Inspector’s narrative
What the inspector wrote
Allegation #1
: The Licensee left the resident in a soiled diaper.
The complaint alleges that the caregiver left a resident either "soaking wet or that the bedding smelled of urine". On June 28, 2025, between 10:30 AM and 12:00 PM, the Licensing Program Analyst (LPA) interviewed the Memory Care Director (MCD) Alicia Ballard, who denied the allegation. The MCD stated that all residents in memory care receive care checks every 2 to 4 times a day, or as needed, to ensure they are changed and that their continence issues are addressed. The MCD also noted that each resident has different care needs throughout the day. For example, Resident #1 (R1) is checked more frequently due to specific needs. The MCD emphasized that no residents are ever left in soiled diapers or with dried urine.
During the same day, between 10:30 AM and 12:00 PM, the LPA interviewed six staff members (S1-S6). Of those, 4 out of 6 denied the allegations, stating that they continuously monitor the residents and promptly change them whenever they notice they are soiled, ensuring residents are placed in dry diapers.
Later, on June 28, 2025, between 1:30 PM and 3:00 PM, the LPA interviewed six residents (R2-R7). Five out of 6 denied the allegations, confirming that they are changed before breakfast, after breakfast, before lunch, after lunch, as needed, and at bedtime. They also stated that they are never left in soiled diapers, nor does their bedding smell of urine. On June 29, 2025, the LPA interviewed with Resident #8 (R8), who denied the allegation.
Evaluation Report continues LIC 9099-C
Additionally, the LPA reviewed R1's Needs of Service Plan dated November 2, 2022, which indicated that R1 is being toileted six times a day and as needed. On 06/29/25, the LPA visited residents' rooms #101 and #107, where the residents appeared to be well cared for, healthy, clean, and showed no smell of urine. The LPA was unable to interview Resident #1 because R1 had passed away. No date was provided.

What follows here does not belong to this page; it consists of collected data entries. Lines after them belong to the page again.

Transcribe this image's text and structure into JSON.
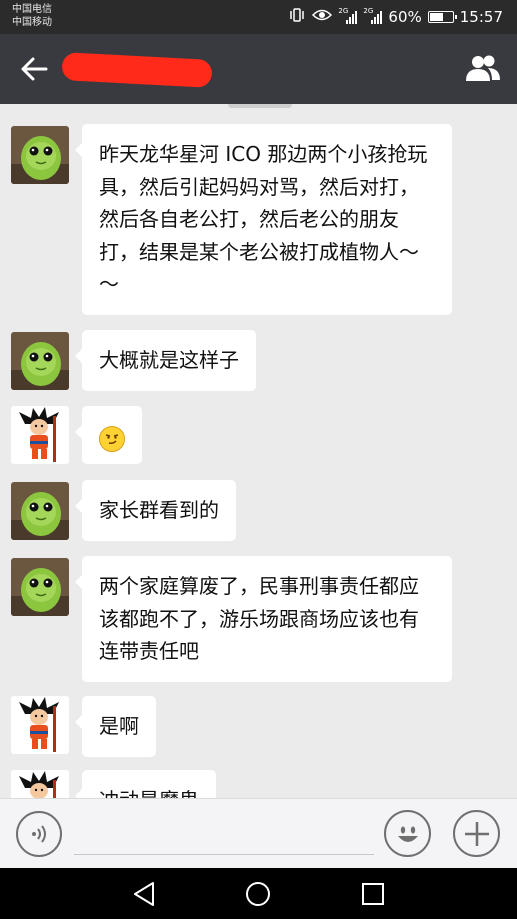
{
  "status_bar": {
    "carrier_1": "中国电信",
    "carrier_2": "中国移动",
    "signal_tag_1": "2G",
    "signal_tag_2": "2G",
    "battery_level": 60,
    "battery_text": "60%",
    "time": "15:57",
    "icons": [
      "vibrate-icon",
      "eye-icon",
      "signal-icon",
      "signal-icon",
      "battery-icon"
    ]
  },
  "title_bar": {
    "chat_title": "",
    "title_redacted": true,
    "back_icon": "arrow-left-icon",
    "group_icon": "group-members-icon"
  },
  "messages": [
    {
      "sender": "green-plush",
      "text": "昨天龙华星河 ICO 那边两个小孩抢玩具，然后引起妈妈对骂，然后对打，然后各自老公打，然后老公的朋友打，结果是某个老公被打成植物人～～"
    },
    {
      "sender": "green-plush",
      "text": "大概就是这样子"
    },
    {
      "sender": "goku",
      "text": "",
      "emoji": "smirk-face-emoji"
    },
    {
      "sender": "green-plush",
      "text": "家长群看到的"
    },
    {
      "sender": "green-plush",
      "text": "两个家庭算废了，民事刑事责任都应该都跑不了，游乐场跟商场应该也有连带责任吧"
    },
    {
      "sender": "goku",
      "text": "是啊"
    },
    {
      "sender": "goku",
      "text": "冲动是魔鬼"
    }
  ],
  "input_bar": {
    "value": "",
    "placeholder": "",
    "voice_icon": "voice-icon",
    "emoji_icon": "emoji-icon",
    "plus_icon": "plus-icon"
  },
  "nav_bar": {
    "icons": [
      "back-triangle-icon",
      "home-circle-icon",
      "recents-square-icon"
    ]
  },
  "colors": {
    "title_bar": "#393a3f",
    "status_bar": "#2b2b2b",
    "chat_bg": "#ebebeb",
    "bubble": "#ffffff",
    "redaction": "#ff2a1a"
  }
}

Based on interviews, observations, and records reviewed, there is insufficient evidence to support the allegation: “Licensee left resident in soiled diaper.” Although the allegation may have happened or is valid, there is not a preponderance of evidence to prove the alleged violation did or did not occur; the allegation is
Unsubstantiated.
Allegation #2:
Licensee did not safeguard resident's property.

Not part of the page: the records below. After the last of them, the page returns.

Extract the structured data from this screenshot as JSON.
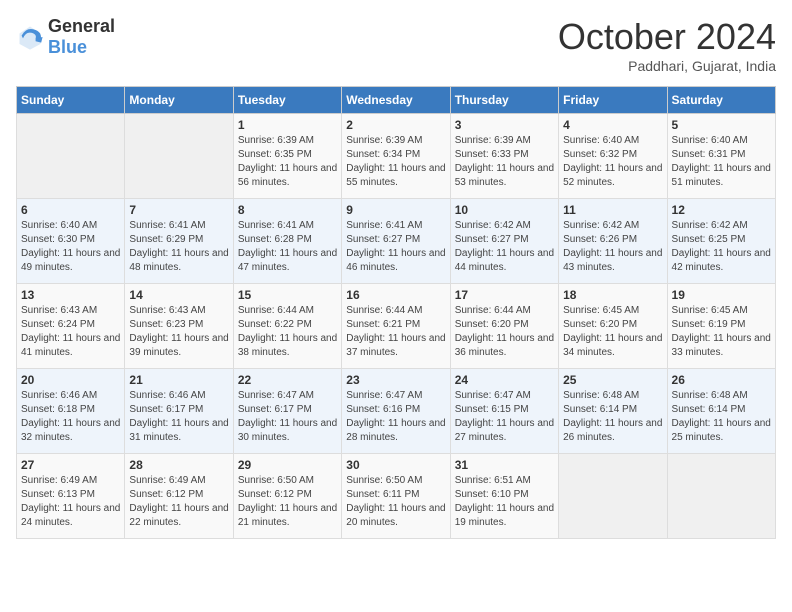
{
  "header": {
    "logo": {
      "general": "General",
      "blue": "Blue"
    },
    "title": "October 2024",
    "location": "Paddhari, Gujarat, India"
  },
  "calendar": {
    "days_of_week": [
      "Sunday",
      "Monday",
      "Tuesday",
      "Wednesday",
      "Thursday",
      "Friday",
      "Saturday"
    ],
    "weeks": [
      [
        {
          "day": "",
          "info": ""
        },
        {
          "day": "",
          "info": ""
        },
        {
          "day": "1",
          "info": "Sunrise: 6:39 AM\nSunset: 6:35 PM\nDaylight: 11 hours and 56 minutes."
        },
        {
          "day": "2",
          "info": "Sunrise: 6:39 AM\nSunset: 6:34 PM\nDaylight: 11 hours and 55 minutes."
        },
        {
          "day": "3",
          "info": "Sunrise: 6:39 AM\nSunset: 6:33 PM\nDaylight: 11 hours and 53 minutes."
        },
        {
          "day": "4",
          "info": "Sunrise: 6:40 AM\nSunset: 6:32 PM\nDaylight: 11 hours and 52 minutes."
        },
        {
          "day": "5",
          "info": "Sunrise: 6:40 AM\nSunset: 6:31 PM\nDaylight: 11 hours and 51 minutes."
        }
      ],
      [
        {
          "day": "6",
          "info": "Sunrise: 6:40 AM\nSunset: 6:30 PM\nDaylight: 11 hours and 49 minutes."
        },
        {
          "day": "7",
          "info": "Sunrise: 6:41 AM\nSunset: 6:29 PM\nDaylight: 11 hours and 48 minutes."
        },
        {
          "day": "8",
          "info": "Sunrise: 6:41 AM\nSunset: 6:28 PM\nDaylight: 11 hours and 47 minutes."
        },
        {
          "day": "9",
          "info": "Sunrise: 6:41 AM\nSunset: 6:27 PM\nDaylight: 11 hours and 46 minutes."
        },
        {
          "day": "10",
          "info": "Sunrise: 6:42 AM\nSunset: 6:27 PM\nDaylight: 11 hours and 44 minutes."
        },
        {
          "day": "11",
          "info": "Sunrise: 6:42 AM\nSunset: 6:26 PM\nDaylight: 11 hours and 43 minutes."
        },
        {
          "day": "12",
          "info": "Sunrise: 6:42 AM\nSunset: 6:25 PM\nDaylight: 11 hours and 42 minutes."
        }
      ],
      [
        {
          "day": "13",
          "info": "Sunrise: 6:43 AM\nSunset: 6:24 PM\nDaylight: 11 hours and 41 minutes."
        },
        {
          "day": "14",
          "info": "Sunrise: 6:43 AM\nSunset: 6:23 PM\nDaylight: 11 hours and 39 minutes."
        },
        {
          "day": "15",
          "info": "Sunrise: 6:44 AM\nSunset: 6:22 PM\nDaylight: 11 hours and 38 minutes."
        },
        {
          "day": "16",
          "info": "Sunrise: 6:44 AM\nSunset: 6:21 PM\nDaylight: 11 hours and 37 minutes."
        },
        {
          "day": "17",
          "info": "Sunrise: 6:44 AM\nSunset: 6:20 PM\nDaylight: 11 hours and 36 minutes."
        },
        {
          "day": "18",
          "info": "Sunrise: 6:45 AM\nSunset: 6:20 PM\nDaylight: 11 hours and 34 minutes."
        },
        {
          "day": "19",
          "info": "Sunrise: 6:45 AM\nSunset: 6:19 PM\nDaylight: 11 hours and 33 minutes."
        }
      ],
      [
        {
          "day": "20",
          "info": "Sunrise: 6:46 AM\nSunset: 6:18 PM\nDaylight: 11 hours and 32 minutes."
        },
        {
          "day": "21",
          "info": "Sunrise: 6:46 AM\nSunset: 6:17 PM\nDaylight: 11 hours and 31 minutes."
        },
        {
          "day": "22",
          "info": "Sunrise: 6:47 AM\nSunset: 6:17 PM\nDaylight: 11 hours and 30 minutes."
        },
        {
          "day": "23",
          "info": "Sunrise: 6:47 AM\nSunset: 6:16 PM\nDaylight: 11 hours and 28 minutes."
        },
        {
          "day": "24",
          "info": "Sunrise: 6:47 AM\nSunset: 6:15 PM\nDaylight: 11 hours and 27 minutes."
        },
        {
          "day": "25",
          "info": "Sunrise: 6:48 AM\nSunset: 6:14 PM\nDaylight: 11 hours and 26 minutes."
        },
        {
          "day": "26",
          "info": "Sunrise: 6:48 AM\nSunset: 6:14 PM\nDaylight: 11 hours and 25 minutes."
        }
      ],
      [
        {
          "day": "27",
          "info": "Sunrise: 6:49 AM\nSunset: 6:13 PM\nDaylight: 11 hours and 24 minutes."
        },
        {
          "day": "28",
          "info": "Sunrise: 6:49 AM\nSunset: 6:12 PM\nDaylight: 11 hours and 22 minutes."
        },
        {
          "day": "29",
          "info": "Sunrise: 6:50 AM\nSunset: 6:12 PM\nDaylight: 11 hours and 21 minutes."
        },
        {
          "day": "30",
          "info": "Sunrise: 6:50 AM\nSunset: 6:11 PM\nDaylight: 11 hours and 20 minutes."
        },
        {
          "day": "31",
          "info": "Sunrise: 6:51 AM\nSunset: 6:10 PM\nDaylight: 11 hours and 19 minutes."
        },
        {
          "day": "",
          "info": ""
        },
        {
          "day": "",
          "info": ""
        }
      ]
    ]
  }
}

The complaint alleges that the Licensee failed to safeguard a resident's property, which resulted in damage to the hearing aid. On June 28, 2025, between 10:30 AM and 12:00 PM, the Licensing Program Analyst (LPA) interviewed the Memory Care Director (MCD), who denied the allegation. The MCD explained that all residents in Memory Care do not keep valuable items in their rooms; instead, their families retain them. The MCD also stated that for residents who use hearing aids, the nurse places them in the residents' ears each morning, removes them before bedtime, and stores them safely in the Med Tech cart until the next morning. Additionally, the MCD noted that the facility has a theft and loss policy in place for all residents.

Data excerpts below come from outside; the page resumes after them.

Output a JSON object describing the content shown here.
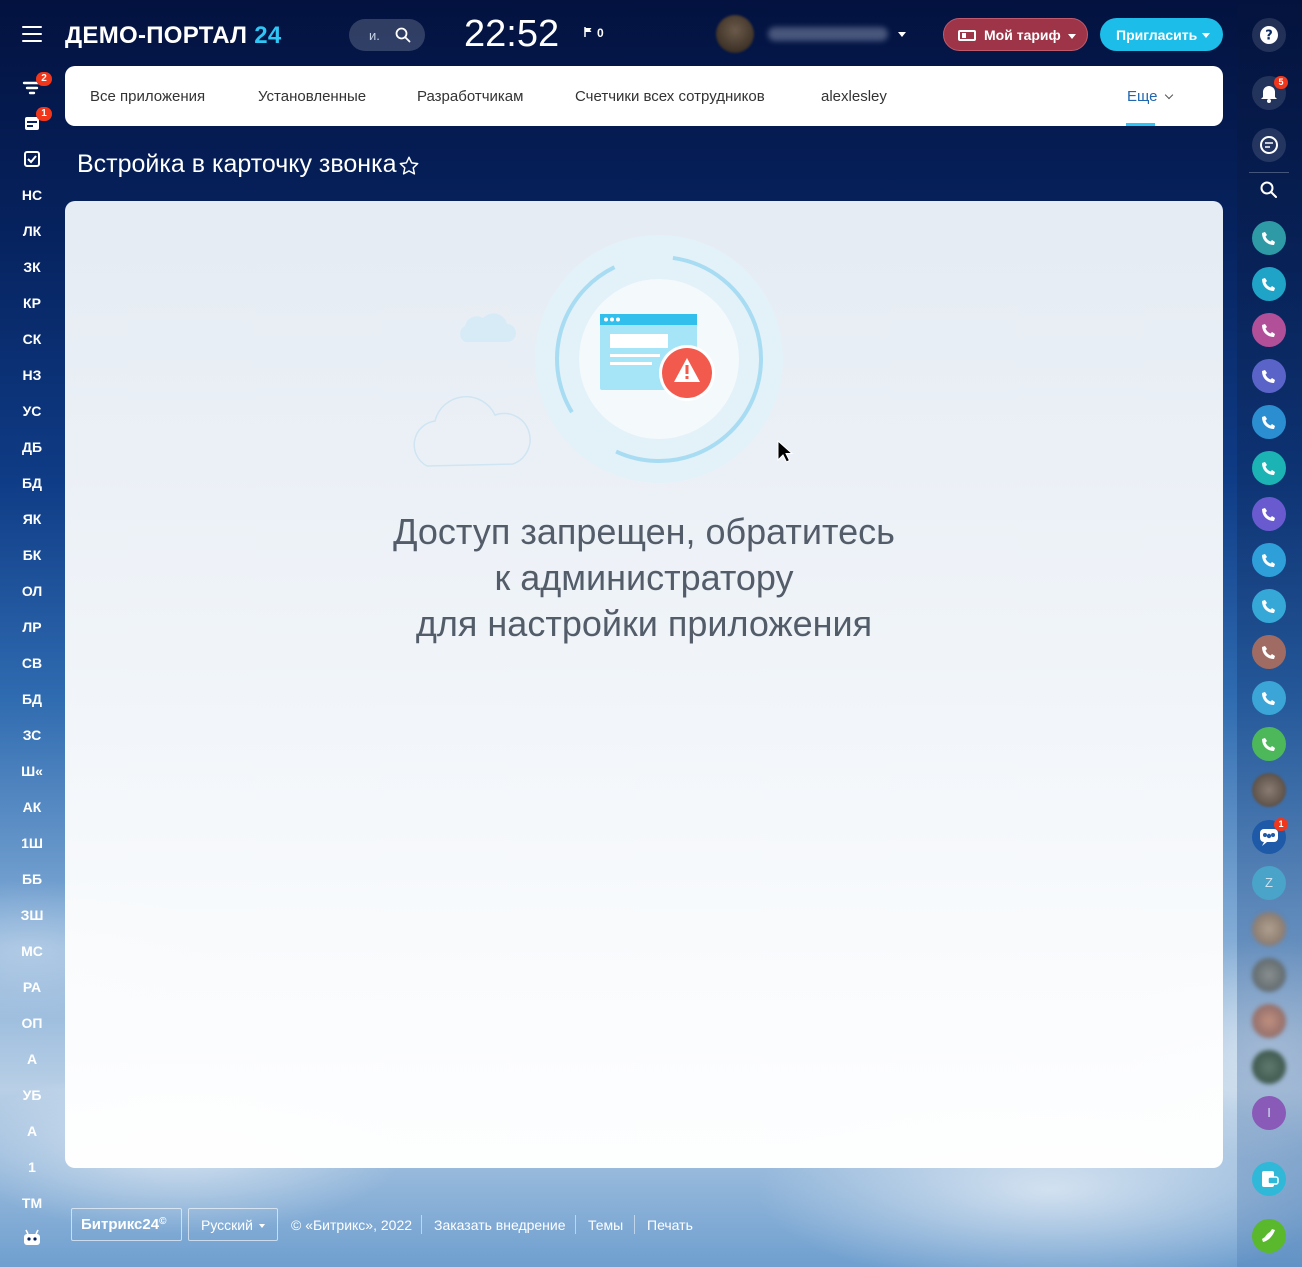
{
  "header": {
    "logo_text": "ДЕМО-ПОРТАЛ",
    "logo_number": "24",
    "search_text": "и.",
    "clock": "22:52",
    "flag_count": "0",
    "tariff_label": "Мой тариф",
    "invite_label": "Пригласить"
  },
  "left_menu": {
    "badge_filter": "2",
    "badge_calendar": "1",
    "items": [
      "НС",
      "ЛК",
      "ЗК",
      "КР",
      "СК",
      "НЗ",
      "УС",
      "ДБ",
      "БД",
      "ЯК",
      "БК",
      "ОЛ",
      "ЛР",
      "СВ",
      "БД",
      "ЗС",
      "Ш«",
      "АК",
      "1Ш",
      "ББ",
      "ЗШ",
      "МС",
      "РА",
      "ОП",
      "А",
      "УБ",
      "А",
      "1",
      "ТМ"
    ]
  },
  "tabs": {
    "items": [
      "Все приложения",
      "Установленные",
      "Разработчикам",
      "Счетчики всех сотрудников",
      "alexlesley"
    ],
    "more": "Еще"
  },
  "page": {
    "title": "Встройка в карточку звонка",
    "message_line1": "Доступ запрещен, обратитесь",
    "message_line2": "к администратору",
    "message_line3": "для настройки приложения"
  },
  "footer": {
    "logo": "Битрикс24",
    "logo_mark": "©",
    "language": "Русский",
    "copyright": "© «Битрикс», 2022",
    "order_link": "Заказать внедрение",
    "themes_link": "Темы",
    "print_link": "Печать"
  },
  "right_bar": {
    "notifications_badge": "5",
    "chat_badge": "1",
    "letter_z": "Z",
    "letter_i": "I"
  },
  "colors": {
    "accent": "#2fc6f6",
    "tariff": "#9d3447",
    "invite": "#1cbde8",
    "badge": "#f0371b",
    "message": "#535c69"
  }
}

Evaluation Report continues LIC 9099-C
During the same time, the LPA interviewed six staff members (S1-S6). Of those, four out of six denied the allegations, stating that residents had never complained to them about missing items from their rooms. On the same day, between 1:30 PM and 3:00 PM, the LPA interviewed six residents (R2-R7) regarding the allegation. All six residents denied the allegation, asserting that the facility keeps their belongings safe and that they have not lost any of their items; they mentioned that sometimes they might misplace things within their rooms.
Additionally, on June 29, 2027, between 11:00 AM and 11:24 AM, the LPA interviewed one resident #8 (R8), who also denied the allegation. Furthermore, during a record review of the admission agreement on June 29, 2025, the LPA found that the inventory policy for resident #1 (R1) did not list any items. LPA was unable to interview resident #1 R1 due to the resident's passing. No date was given.
Based on LPA's observations, interviews, and reviews, LPA did not find sufficient evidence to support the allegation that the Licensee did not safeguard the resident’s property. Although the allegation may have happened or is valid, there is not enough preponderance of evidence to prove that it is valid or did occur; therefore, the allegation is
Unsubstantiated.
No deficiencies were cited.
An exit interview was conducted. A copy of the report was provided to Community Relation Director Cynthia Cisneros.